Now we need to add the new Gluster bricks to gluster-02
and gluster-03
to fully replicate our existing storage
volume over all three nodes.
$ sudo salt 'gluster-01' cmd.run "gluster volume add-brick storage replica 3 gluster-02:/data/gluster/storage/brick1/brick gluster-03:/data/gluster/storage/brick1/brick"
gluster-01:
volume add-brick: success
Ok.. So now your volume has three more bricks. Let's check that this has been propagated:
$ sudo salt 'gluster-01' cmd.run "gluster volume status"
gluster-01:
Status of volume: storage
Gluster process TCP Port RDMA Port Online Pid
------------------------------------------------------------------------------
Brick gluster-01:/data/gluster/storage/brick1/brick 49152 0 Y 89537
Brick gluster-03:/data/gluster/storage/brick1/brick 49153 0 Y 14653
Brick gluster-02:/data/gluster/storage/brick1/brick 49153 0 Y 14379
Self-heal Daemon on localhost N/A N/A Y 14674
Self-heal Daemon on gluster-02 N/A N/A Y 89912
Self-heal Daemon on gluster-03 N/A N/A Y 14400
Task Status of Volume storage
------------------------------------------------------------------------------
There are no active volume tasks
You have now succeeded in expanding your storage cluster to fully redundant as well.

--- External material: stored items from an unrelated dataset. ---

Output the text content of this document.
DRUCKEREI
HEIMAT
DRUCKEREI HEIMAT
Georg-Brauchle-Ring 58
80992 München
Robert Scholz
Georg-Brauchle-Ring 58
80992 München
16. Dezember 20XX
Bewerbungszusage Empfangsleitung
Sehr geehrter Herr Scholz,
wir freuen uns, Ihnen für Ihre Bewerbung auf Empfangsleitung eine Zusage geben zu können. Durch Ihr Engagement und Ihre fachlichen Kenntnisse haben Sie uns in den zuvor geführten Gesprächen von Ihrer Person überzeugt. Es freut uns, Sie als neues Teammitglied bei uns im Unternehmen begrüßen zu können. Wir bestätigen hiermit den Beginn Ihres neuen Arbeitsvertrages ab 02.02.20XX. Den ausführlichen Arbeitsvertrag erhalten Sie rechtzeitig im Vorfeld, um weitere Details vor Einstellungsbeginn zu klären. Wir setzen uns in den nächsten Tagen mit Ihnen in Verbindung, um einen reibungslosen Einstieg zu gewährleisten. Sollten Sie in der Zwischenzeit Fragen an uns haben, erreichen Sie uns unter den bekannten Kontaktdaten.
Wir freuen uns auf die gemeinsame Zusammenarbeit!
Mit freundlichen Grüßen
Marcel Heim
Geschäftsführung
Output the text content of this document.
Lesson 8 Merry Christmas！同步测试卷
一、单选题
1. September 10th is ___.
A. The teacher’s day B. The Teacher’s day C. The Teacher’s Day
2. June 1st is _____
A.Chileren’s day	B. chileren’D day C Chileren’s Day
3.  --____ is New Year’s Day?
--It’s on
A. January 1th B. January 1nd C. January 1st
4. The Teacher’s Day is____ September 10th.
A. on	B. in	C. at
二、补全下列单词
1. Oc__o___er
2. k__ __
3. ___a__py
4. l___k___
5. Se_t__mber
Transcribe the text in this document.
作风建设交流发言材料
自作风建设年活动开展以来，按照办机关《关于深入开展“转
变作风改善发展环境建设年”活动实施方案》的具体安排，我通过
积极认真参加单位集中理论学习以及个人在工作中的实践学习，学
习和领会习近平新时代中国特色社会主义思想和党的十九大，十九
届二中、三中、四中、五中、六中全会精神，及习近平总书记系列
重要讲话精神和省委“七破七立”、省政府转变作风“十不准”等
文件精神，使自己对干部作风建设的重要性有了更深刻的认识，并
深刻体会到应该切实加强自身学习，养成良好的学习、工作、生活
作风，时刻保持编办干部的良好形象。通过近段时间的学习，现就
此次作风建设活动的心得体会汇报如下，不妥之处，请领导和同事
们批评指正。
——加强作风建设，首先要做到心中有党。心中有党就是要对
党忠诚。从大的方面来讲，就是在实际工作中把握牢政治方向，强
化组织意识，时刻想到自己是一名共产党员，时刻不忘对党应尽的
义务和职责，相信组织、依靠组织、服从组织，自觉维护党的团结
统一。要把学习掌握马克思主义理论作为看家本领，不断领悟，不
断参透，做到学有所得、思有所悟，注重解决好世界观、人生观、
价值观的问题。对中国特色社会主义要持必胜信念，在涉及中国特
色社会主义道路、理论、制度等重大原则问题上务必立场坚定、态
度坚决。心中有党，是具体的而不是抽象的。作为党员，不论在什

Adding redundancy to Docker
Adding redundancy to our Docker server is the easiest of all. We don't need to do anything other then install the Docker server with it's already configured state.
So just let SaltStack do what it does best:
$ sudo salt 'docker-*' state.apply
After this step finished we can check our Nomad node statuses:
$ sudo salt 'nomad-server-01' cmd.run "nomad node status"
nomad-server-01:
ID DC Name Class Drain Eligibility Status
38b945e8 dc1 docker-02 <none> false eligible ready
72a3cf21 dc1 docker-01 <none> false eligible ready
Two docker nodes are available withing the cluster now. We are all done with redundancy.
This concludes the fifth part of our Avoiding the Cloud series. The sixth and final part will be about tightening down security of our cluster.